The Marcellus spans two states: Pennsylvania and West Virginia, while Texas encompasses the Barnett, Eagle Ford, Haynesville (shared with Louisiana), and the Woodford (shared with Oklahoma). Viewing the total reserves by basin, not by state, really shows how dominant the Marcellus opportunity has become.
Reserves don’t mean a thing if you can’t get it out of the ground, though. Weather in the Northeast may be harsher than in Texas, but the Marcellus is nonetheless prolific: it produces 17.8 billion cubic feet/day (bcf/d) of natural gas. For comparison, the Permian is the next most prolific natural gas producing basin at 6.8 bcf/d. While production per well or cost per mcf would be the best comparison, that data is not easily available as it is often considered proprietary. However, production per rig is available and shown below. The Marcellus has a fraction of the Permian’s rigs and nearly triple the production. (Please note: the Permian is known in the industry for its oil production, not its natural gas. It very likely has so many more rigs due to oil drilling. However, it is still the closest to the Marcellus in terms of natural gas production.)
The Marcellus is the best natural gas play on American soil, but with a worldwide perspective, the Marcellus is a bit magic precisely because the opportunity does occur on American soil. The hydrocarbons do not belong to the state or to the citizens of America. Unlike Alaska, it is not frozen, and unlike the deepwater Gulf, it is not under an ocean. Perhaps best of all: the Marcellus is located right next to the major demand areas of New York City, Boston, Philadelphia, and Washington DC.
The Permian basin should not be discounted just because it’s been an (oil-family) household name for decades or because the Marcellus produces more gas. While the Permian does produce significant amounts of natural gas as mentioned above, the Permian produces more oil than any other region in the US. More impressively, it has been doing so for decades. It seems like every time a new recovery method is invented, more oil comes out of the Permian. Presenters gave approximately equal time, if not more, to the Permian as they did to the Marcellus. The Bakken, while also an oily basin, was rarely mentioned.
Unconventional Plays Are Still Rare (In the Rest of the World, At Least)
US midstream companies (especially MLPs) have been serving shale plays for the past five or ten years. Processing, transporting, and storing these hydrocarbons has become old hat. Worldwide, though, 93 (or ~96%) of the total 97 million barrels per day produced still comes from conventional plays.

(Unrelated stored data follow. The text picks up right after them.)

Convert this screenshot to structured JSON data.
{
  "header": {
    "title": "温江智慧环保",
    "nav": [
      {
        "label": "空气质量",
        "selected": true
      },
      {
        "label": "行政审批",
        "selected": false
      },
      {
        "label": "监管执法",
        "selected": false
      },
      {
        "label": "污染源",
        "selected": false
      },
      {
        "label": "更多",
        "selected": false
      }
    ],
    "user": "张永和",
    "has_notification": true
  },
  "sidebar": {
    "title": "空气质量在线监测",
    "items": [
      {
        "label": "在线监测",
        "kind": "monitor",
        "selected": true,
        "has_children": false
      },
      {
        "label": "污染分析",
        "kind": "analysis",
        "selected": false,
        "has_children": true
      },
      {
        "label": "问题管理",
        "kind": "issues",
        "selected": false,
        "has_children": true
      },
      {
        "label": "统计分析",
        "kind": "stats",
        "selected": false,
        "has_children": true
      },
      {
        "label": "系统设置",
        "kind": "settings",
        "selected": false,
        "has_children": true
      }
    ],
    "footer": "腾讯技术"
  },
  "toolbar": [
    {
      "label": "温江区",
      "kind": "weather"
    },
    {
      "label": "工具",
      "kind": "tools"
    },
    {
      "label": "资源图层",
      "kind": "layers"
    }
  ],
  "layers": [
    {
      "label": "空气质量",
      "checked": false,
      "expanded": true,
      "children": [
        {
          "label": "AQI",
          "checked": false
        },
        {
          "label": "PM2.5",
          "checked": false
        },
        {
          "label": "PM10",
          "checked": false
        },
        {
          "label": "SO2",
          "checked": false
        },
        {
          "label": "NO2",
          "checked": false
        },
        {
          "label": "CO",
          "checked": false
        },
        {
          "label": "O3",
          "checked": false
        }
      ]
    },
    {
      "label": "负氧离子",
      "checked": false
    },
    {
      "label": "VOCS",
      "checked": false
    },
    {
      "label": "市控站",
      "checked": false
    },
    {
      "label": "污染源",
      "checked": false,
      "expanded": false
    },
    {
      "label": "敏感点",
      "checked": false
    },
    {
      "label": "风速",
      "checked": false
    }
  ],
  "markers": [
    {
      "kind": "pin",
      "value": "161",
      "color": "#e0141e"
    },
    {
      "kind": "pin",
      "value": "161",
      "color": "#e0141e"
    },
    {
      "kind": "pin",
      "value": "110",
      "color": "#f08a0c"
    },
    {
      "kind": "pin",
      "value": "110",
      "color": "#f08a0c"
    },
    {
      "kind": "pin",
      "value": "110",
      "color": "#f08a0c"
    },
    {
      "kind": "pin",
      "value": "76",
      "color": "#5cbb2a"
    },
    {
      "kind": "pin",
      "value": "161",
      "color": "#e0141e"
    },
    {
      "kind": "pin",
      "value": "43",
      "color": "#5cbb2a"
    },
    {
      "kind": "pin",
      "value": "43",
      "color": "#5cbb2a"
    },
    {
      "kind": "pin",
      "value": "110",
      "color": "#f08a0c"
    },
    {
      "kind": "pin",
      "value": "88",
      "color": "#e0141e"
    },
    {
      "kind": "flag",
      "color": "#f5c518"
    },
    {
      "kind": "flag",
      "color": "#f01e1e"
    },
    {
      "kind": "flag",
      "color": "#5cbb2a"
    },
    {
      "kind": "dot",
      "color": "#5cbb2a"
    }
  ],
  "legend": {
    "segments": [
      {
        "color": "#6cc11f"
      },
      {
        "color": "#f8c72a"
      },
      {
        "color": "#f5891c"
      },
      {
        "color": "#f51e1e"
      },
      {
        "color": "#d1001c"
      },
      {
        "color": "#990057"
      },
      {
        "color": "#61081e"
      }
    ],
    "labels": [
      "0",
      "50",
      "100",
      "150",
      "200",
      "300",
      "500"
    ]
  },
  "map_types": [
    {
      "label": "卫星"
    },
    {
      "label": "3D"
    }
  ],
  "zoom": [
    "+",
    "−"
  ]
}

However, the majority of the growth and new discoveries are coming from unconventional plays. While North America has the majority of shale discoveries, China, Argentina, and Algeria also have large reserves.
New Applications of Still-Fresh Technologies
Again, fracking has been so commonplace in the media that it’s easy to forget that there is in fact only a small subset of people worldwide who know how to horizontally drill and frack a well. Even the majors are still figuring it out. The production opportunity using these still-new technologies remains vast, especially when viewed worldwide.
As an example: instead of a single horizontal and fracked well, two of them can now be drilled in parallel. The first will be fracked without releasing the pressure (aka, keep everything in the ground for now). When the second is fracked, it reverberates and essentially provides a secondary frack for the first well. The combined production of both wells is higher than if they had been produced individually.
Still, as one presenter said, they best place to find oil is on the oil tree. Just as horizontal drilling and fracking has produced the best results in areas where vertical wells previously produced the best results, now producers are going back and refracking wells. By setting new frack stages in between old frack stages, even more oil and gas can be extracted. (This is similar to how traditional secondary and tertiary recovery methods are applied.)
Overall, it’s easy to be cynical: every presenting company has either divested near-worthless assets for staggering amounts of money, or bought top-tier assets for a song. (Noncynical interpretation: think of what the game of Monopoly taught us: sometimes a swap of properties makes more sense so everyone can get a monopoly.) Still, everyone’s type curve is world class, and everyone has a breakeven price below peers. (Noncynical interpretation: all of the companies that aren’t world class just weren’t invited to speak.) Regardless of the interpretation, companies, like people on social media, put their best foot forward and it is a (nerdy) delight to see everyone’s highlight reel.